Weather and Water
Using Weather Data to Create Models and Tools to Predict Coastal Impacts
Understanding and predicting climate-related issues along coastlines is important for management and coastal resiliency.
We provide scientific information and tools on connections between climate, weather and coastal impacts from hazards including storms, rising seas, floods, and changing air/water temperatures.
Satellite remote sensing technology and large-scale weather patterns are used to test and develop coastal change indicators, metrics and models to inform coastal managers on adverse ecological situations affecting vital resources, habitats and people.
Why We Care
Significant impact and damage to our coastal environments can occur due to changing climate, and increasingly more severe and frequent weather events.
These weather – water events and subsequent damage are of great concern for people living in affected coastal communities and the vital ecosystems and resources we protect.
We use climatological data obtained nearly simultaneously over a relatively large area of the atmosphere and coastal water bodies from NOAA and other sources to create a framework to assess indicators of predictability of anomalous events damaging our coastal environments.
We determine how climate change driven extremes interact with, or compound existing risks and impacts on coastal ecosystems.

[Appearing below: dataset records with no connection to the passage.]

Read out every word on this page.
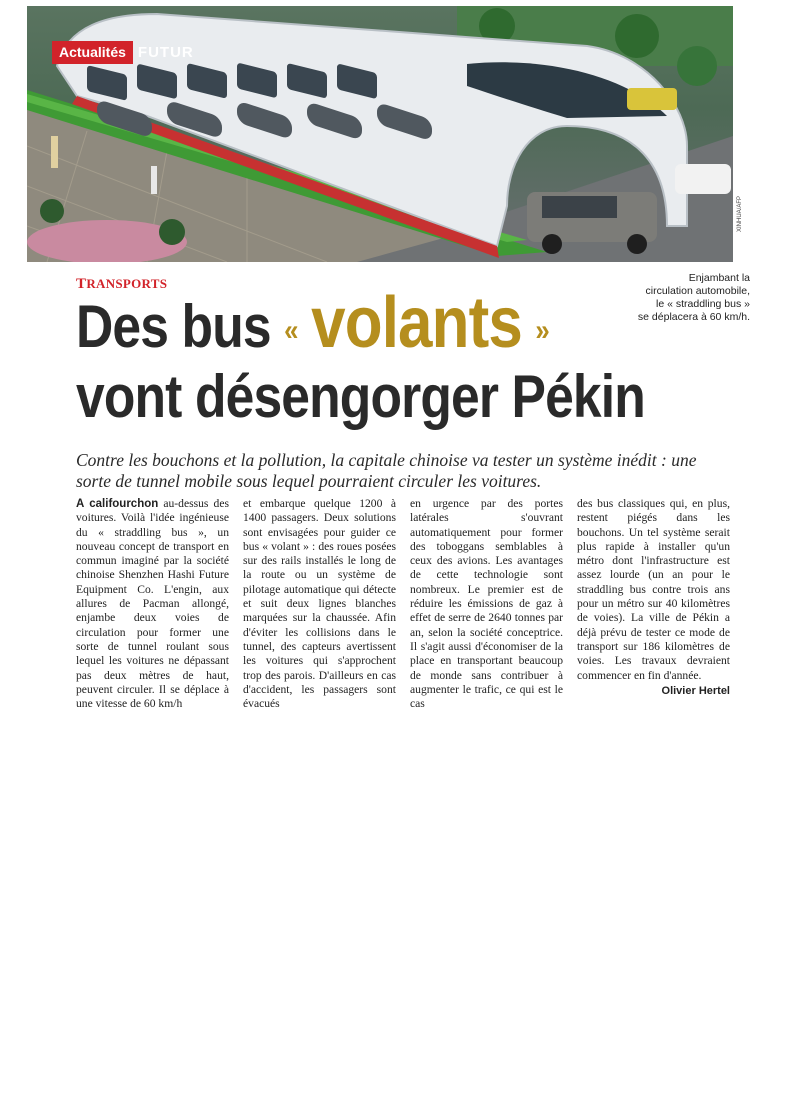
Actualités FUTUR
XINHUA/AFP
Enjambant la
circulation automobile,
le « straddling bus »
se déplacera à 60 km/h.
TRANSPORTS
Des bus « volants »
vont désengorger Pékin
Contre les bouchons et la pollution, la capitale chinoise va tester un système inédit : une sorte de tunnel mobile sous lequel pourraient circuler les voitures.
A califourchon au-dessus des voitures. Voilà l'idée ingénieuse du « straddling bus », un nouveau concept de transport en commun imaginé par la société chinoise Shenzhen Hashi Future Equipment Co. L'engin, aux allures de Pacman allongé, enjambe deux voies de circulation pour former une sorte de tunnel roulant sous lequel les voitures ne dépassant pas deux mètres de haut, peuvent circuler. Il se déplace à une vitesse de 60 km/h
et embarque quelque 1200 à 1400 passagers. Deux solutions sont envisagées pour guider ce bus « volant » : des roues posées sur des rails installés le long de la route ou un système de pilotage automatique qui détecte et suit deux lignes blanches marquées sur la chaussée. Afin d'éviter les collisions dans le tunnel, des capteurs avertissent les voitures qui s'approchent trop des parois. D'ailleurs en cas d'accident, les passagers sont évacués
en urgence par des portes latérales s'ouvrant automatiquement pour former des toboggans semblables à ceux des avions. Les avantages de cette technologie sont nombreux. Le premier est de réduire les émissions de gaz à effet de serre de 2640 tonnes par an, selon la société conceptrice. Il s'agit aussi d'économiser de la place en transportant beaucoup de monde sans contribuer à augmenter le trafic, ce qui est le cas
des bus classiques qui, en plus, restent piégés dans les bouchons. Un tel système serait plus rapide à installer qu'un métro dont l'infrastructure est assez lourde (un an pour le straddling bus contre trois ans pour un métro sur 40 kilomètres de voies). La ville de Pékin a déjà prévu de tester ce mode de transport sur 186 kilomètres de voies. Les travaux devraient commencer en fin d'année.
Olivier Hertel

We determine how processes can be tracked, how impacts can be predicted and translated into environmental indicators which allow managers to take proactive measures.
What We Are Doing
We use satellite-derived data, in situ conditions and atmospheric patterns over large geographic areas as inputs to predict changes in coastal ecosystems.
Results are analyzed and reassessed to eventually determine what weather-driven indicators can be used to measure or model a particular resilience characteristic.
Examples
Sea Surface Temperature Used to Model Weather Driven Coastal Change That Can Cause Sea Turtle Hypothermia and Mortality.
This project assessed cold snap mortality and hypothermia in loggerhead and green sea turtles in south Florida coastal ecosystems to develop a biological cold stress index using satellite sea surface temperature and weather pattern forcing.
This work allows sea turtle rescue workers to be better prepared for when the next cold snap mortality or hypothermia event may occur.
Development of a Water Clarity Index for the Great Lakes as a Climate Indicator
Great Lakes
Over the last several decades, multiple environmental issues have led to dramatic changes in the water clarity of the Great Lakes.
While many of the key factors are well-known and have direct anthropogenic origins, climatic variability and change can also impact water clarity at various temporal scales, but their influence is less often studied.
Building upon examination of the univariate relationships between synoptic-scale weather patterns and water clarity, this research utilized nonlinear autoregressive models with exogenous input (NARX models) to explore the multivariate climate-to-water clarity relationship.
Models trained on the observation period (1997–2016) are extrapolated back to 1979 to reconstruct a daily-scale historical water clarity dataset, and used in a reforecast mode to estimate real-time forecast skill.
The Models indicate climate variability is a contributing factor to the fluctuation of water clarity.
A goal of this research is to enhance awareness of the long-term changes and variation taking place in water clarity across the entire Great Lakes system.
Real-time satellite monitoring and forecasting of water clarity conditions will lead to better management response to water clarity events.
Additionally, improved recreational activity planning for users such as divers, kayakers, and snorkelers, will increase regional tourism and facilitation of public access through NOAA, the National Park Service and other protected area management agencies in the region.
Anomalous Coastal Sea Level Variability Patterns Along the Atlantic Coast and Their Linkages to Synoptic-Scale Weather Forcing
Tide Gauge Station Locations for Anomalous Coastal Sea Level Variability Pattern Study Along the Atlantic Coast
This study examined sea level variability along the U.S. Atlantic coast through satellite altimeter and coastal tide gauge data in the context of synoptic weather pattern forcing.
Altimetry- derived sea level anomaly (SLA) data between 1993 and 2018 were compared with Self Organizing Map (SOM)-based atmospheric circulation and surface wind field categorizations to reveal spatiotemporal patterns and their inter-relationships with high water-level conditions from tide gauges.
Pearson Product correlation maps between daily tide gauge residuals and daily-scale altimetry-derived sea level anomaly values.
Self-Organizing Map (SOM) of mean sea level pressure (SLP) data for the study region.
Nuisance or blue-sky floods are increasing along many US coastlines.
While the drivers of such events are numerous, we identified key contributing weather risk patterns and environmental factors linked to regional and locally high water conditions along the Atlantic Coast.
The predictability of elevated sea levels and nuisance floods are highly dependent upon atmospheric drivers including wind and circulation patterns, and
when applied in a tested modeling framework, may prove useful for predicting future floods at various time scales.